Elizabeth’s younger brother, John, and Nate Armstrong were best friends and Mary had hopelessly followed the two of them around wherever they went while growing up. From grade school through high school, wherever Nate went, Mary followed, and John was always at his side. She might have followed Nate into adulthood, but having grown up with her father being a firefighter, she knew it wasn’t a career choice she would like. She’d entered the police academy when Nate and John became firefighters.
“Hi, Elizabeth,” Mary said, holding on to her work voice as she played with the cord to her headset. “What’s the problem?”
“My parents thought we should call you.” Elizabeth hesitated. She cleared her throat just as her father had. “Mary, there’s been an accident.
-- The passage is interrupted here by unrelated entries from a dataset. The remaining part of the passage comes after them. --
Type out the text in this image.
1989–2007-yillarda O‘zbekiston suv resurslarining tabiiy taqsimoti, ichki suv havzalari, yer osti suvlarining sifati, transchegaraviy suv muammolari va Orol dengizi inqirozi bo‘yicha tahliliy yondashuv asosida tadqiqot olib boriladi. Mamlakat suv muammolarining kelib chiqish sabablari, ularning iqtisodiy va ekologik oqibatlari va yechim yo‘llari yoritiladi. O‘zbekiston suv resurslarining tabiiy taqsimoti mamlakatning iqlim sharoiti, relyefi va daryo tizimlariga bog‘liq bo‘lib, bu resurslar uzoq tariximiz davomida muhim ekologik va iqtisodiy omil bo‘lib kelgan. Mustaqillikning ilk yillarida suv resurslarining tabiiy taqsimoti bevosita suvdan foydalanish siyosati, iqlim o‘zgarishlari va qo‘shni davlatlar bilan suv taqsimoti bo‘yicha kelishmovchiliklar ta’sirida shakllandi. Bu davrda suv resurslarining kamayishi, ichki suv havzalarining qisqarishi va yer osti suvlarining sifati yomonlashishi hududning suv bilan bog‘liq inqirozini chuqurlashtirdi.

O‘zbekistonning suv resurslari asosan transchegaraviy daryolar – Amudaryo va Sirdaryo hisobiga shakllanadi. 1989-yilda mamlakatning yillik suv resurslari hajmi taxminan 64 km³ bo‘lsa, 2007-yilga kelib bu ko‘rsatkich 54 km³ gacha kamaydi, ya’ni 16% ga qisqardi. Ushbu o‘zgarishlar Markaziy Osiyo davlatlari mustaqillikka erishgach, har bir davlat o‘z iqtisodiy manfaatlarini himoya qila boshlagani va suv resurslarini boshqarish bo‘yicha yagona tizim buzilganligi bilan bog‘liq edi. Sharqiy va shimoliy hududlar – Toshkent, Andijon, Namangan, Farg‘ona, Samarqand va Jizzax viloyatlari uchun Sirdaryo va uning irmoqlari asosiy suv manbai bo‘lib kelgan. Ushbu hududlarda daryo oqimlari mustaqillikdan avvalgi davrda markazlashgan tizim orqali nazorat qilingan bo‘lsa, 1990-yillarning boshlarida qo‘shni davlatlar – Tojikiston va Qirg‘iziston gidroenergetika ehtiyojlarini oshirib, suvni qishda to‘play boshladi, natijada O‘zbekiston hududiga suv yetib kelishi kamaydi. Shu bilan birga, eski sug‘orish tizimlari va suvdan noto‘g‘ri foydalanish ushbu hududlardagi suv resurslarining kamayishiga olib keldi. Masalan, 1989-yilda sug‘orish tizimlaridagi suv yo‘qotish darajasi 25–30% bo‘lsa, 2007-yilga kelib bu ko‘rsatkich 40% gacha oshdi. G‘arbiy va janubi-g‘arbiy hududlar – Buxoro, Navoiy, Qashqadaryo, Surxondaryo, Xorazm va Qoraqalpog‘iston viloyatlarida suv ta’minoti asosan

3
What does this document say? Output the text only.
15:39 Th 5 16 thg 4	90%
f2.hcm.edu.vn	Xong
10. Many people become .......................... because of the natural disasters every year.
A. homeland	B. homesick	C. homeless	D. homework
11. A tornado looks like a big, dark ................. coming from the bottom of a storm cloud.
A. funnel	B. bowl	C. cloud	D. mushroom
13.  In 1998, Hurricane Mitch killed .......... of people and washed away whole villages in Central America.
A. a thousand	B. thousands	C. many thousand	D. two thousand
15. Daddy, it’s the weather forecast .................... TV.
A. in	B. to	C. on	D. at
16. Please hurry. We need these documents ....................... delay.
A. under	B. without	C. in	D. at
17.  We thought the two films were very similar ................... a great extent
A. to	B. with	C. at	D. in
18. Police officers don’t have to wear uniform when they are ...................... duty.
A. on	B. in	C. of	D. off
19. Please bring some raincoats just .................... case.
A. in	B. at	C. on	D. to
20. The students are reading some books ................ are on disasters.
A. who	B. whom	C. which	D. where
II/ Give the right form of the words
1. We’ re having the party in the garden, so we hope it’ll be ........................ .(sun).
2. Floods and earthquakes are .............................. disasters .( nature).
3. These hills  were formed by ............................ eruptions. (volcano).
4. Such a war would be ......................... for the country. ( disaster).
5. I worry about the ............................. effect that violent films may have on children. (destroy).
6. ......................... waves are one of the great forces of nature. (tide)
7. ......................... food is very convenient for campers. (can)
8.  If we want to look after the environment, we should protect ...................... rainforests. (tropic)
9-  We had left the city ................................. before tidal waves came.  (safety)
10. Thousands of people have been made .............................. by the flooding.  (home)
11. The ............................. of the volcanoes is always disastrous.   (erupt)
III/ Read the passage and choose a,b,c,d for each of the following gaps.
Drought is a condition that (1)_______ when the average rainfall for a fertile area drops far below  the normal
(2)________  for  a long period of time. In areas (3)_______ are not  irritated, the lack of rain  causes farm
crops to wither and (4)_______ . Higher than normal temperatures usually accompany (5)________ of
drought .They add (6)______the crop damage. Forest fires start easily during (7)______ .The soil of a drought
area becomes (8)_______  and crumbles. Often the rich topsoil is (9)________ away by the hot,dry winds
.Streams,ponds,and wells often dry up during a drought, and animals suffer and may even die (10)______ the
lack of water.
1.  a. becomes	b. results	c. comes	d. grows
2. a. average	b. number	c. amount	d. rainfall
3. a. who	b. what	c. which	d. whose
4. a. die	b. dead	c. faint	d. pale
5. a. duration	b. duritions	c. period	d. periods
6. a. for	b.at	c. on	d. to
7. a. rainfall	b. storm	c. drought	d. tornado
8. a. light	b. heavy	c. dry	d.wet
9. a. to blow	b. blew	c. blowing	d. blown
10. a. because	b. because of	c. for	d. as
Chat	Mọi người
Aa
Something terrible has happened.” Suddenly she was talking very fast. “John was brought in after one of the houses burned down over on Maple Street. I don’t know the family, but I guess there were young kids.”
Mary tried keeping up. Her mind stumbled over the words “accident” and “terrible.” She shot a glance at her logbook, then at the computer screen where she documented all calls when they came in. All 911 calls came to her. She’d dispatched a call to the fire department a couple hours ago when a neighbor called in complaining of smoke. What terrible accident?
And if John was hurt in a house fire, Nate would have been with him. Mary’s heart swelled into her chest so fast she wasn’t able to catch her breath. She opened her mouth to ask about Nate, but Elizabeth continued talking.